Juan de Valdés belongs to a sizable group of sixteenth-century religious thinkers whose importance was so overshadowed by the great reformers that they have never had their historical due. That more than 400 years after Valdés’ death it should require so painstaking a detective and interpretive job as Dr. Nieto’s to clear this interesting Spanish scholar and theologian of accumulated myths and lay bare the true source and nature of his doctrines is a comment on the tendency of historical opinion to attribute to major figures a uniqueness they never possessed. To be sure, the Inquisition had done its best to destroy Valdés’ reputation by suppressing his works and maligning his name. Dr. Nieto must therefore begin with a careful reconstruetion of Valdes’ works and letters in their chronological and thematic relationship. Next comes an investigation of his Spanish background. This is composed of the Alumbrados, of a number of mystics, and— most importantly—of Pedro de Alcaraz, whose doctrine of the dexamiento to the love of God (“communion with God, non-mystical and without substantial union of the soul, but in ‘conformation’ with the will of God”) was the source of Valdés’ own knowledge of sin and grace. The first fruit of this knowledge was the Diálogo de doctrina cristiana of 1527, the only book Valdés published in his life time. Analysis of this work reveals a radical theocentrism from the vantage point of which Valdés subjects the institutional Church and its teachings to searching criticism—a criticism which proved catching among Valdés’ acquaintances in Naples and Viterbo. Neither direct Protestant influence nor a generalized Erasmianism accounts for this position, which the author traces entirely to Spanish sources, notably Alcaraz.
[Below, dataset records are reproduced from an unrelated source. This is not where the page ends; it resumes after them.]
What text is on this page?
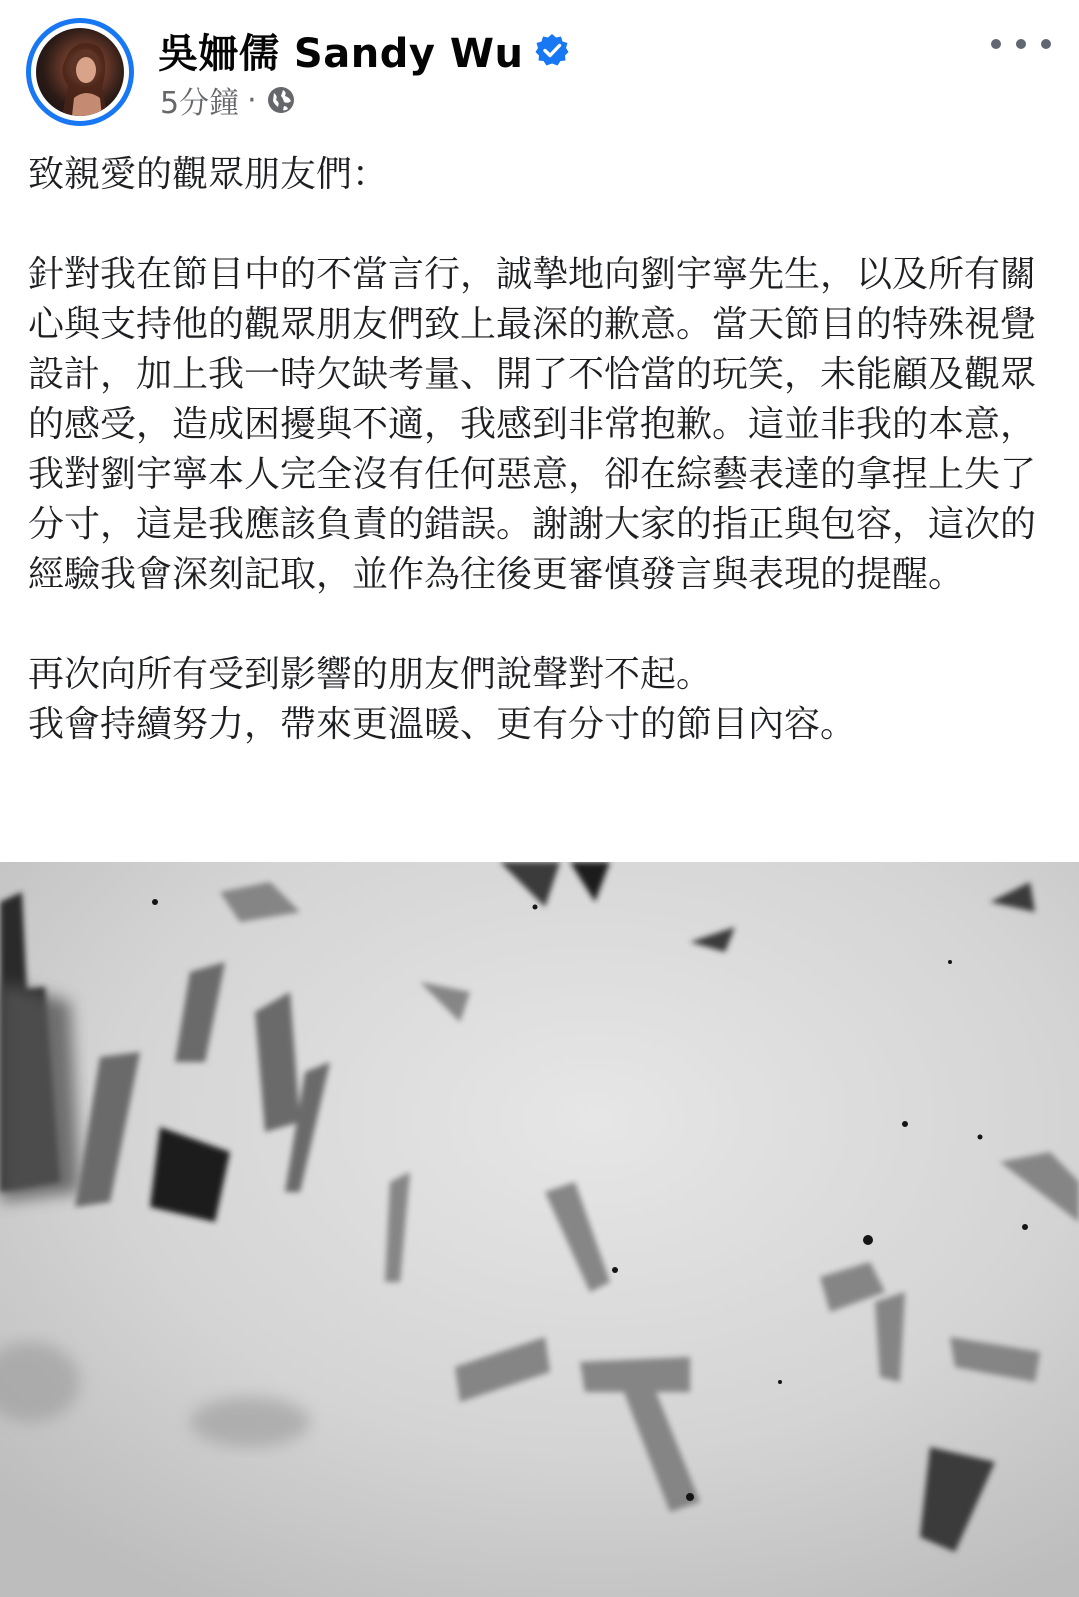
吳姍儒 Sandy Wu
5分鐘 ·

致親愛的觀眾朋友們：

針對我在節目中的不當言行，誠摯地向劉宇寧先生，以及所有關心與支持他的觀眾朋友們致上最深的歉意。當天節目的特殊視覺設計，加上我一時欠缺考量、開了不恰當的玩笑，未能顧及觀眾的感受，造成困擾與不適，我感到非常抱歉。這並非我的本意，我對劉宇寧本人完全沒有任何惡意，卻在綜藝表達的拿捏上失了分寸，這是我應該負責的錯誤。謝謝大家的指正與包容，這次的經驗我會深刻記取，並作為往後更審慎發言與表現的提醒。

再次向所有受到影響的朋友們說聲對不起。

我會持續努力，帶來更溫暖、更有分寸的節目內容。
So far, Dr. Nieto’s operation has been largely ground clearing. In the second part of his book he advances to a long and cautious theological dissection of Valdés’ writings, particularly of his religious epistemology. This, it turns out, is securely founded on “experience” which—in religious knowledge—means an intense feeling of the true life in Christ, or “incorporation in Christ,” the “inward effects of the Holy Spirit.” Faith follows from this experience, but only in man’s awareness of it. As a divine gift, faith contains the ground of religious experience, not vice versa. Experience makes faith personal and vital. It translates itself into thought (the formulation and acceptance of doctrines) and action.

All this is set out patiently and, perhaps, at excessive length (Dr. Nieto’s prose tends to inflation, and he is not helped by an extraordinary number of “typos” in the text). But while to the non-theologian Valdés’ doctrines seem close enough to Luther’s to obscure differences, the logical and—above all—psychological approaches to these doctrines are sufficiently distinct to make this exhaustive exposition of Valdés’ thought a welcome addition to the literature on the Reformation of the sixteenth century.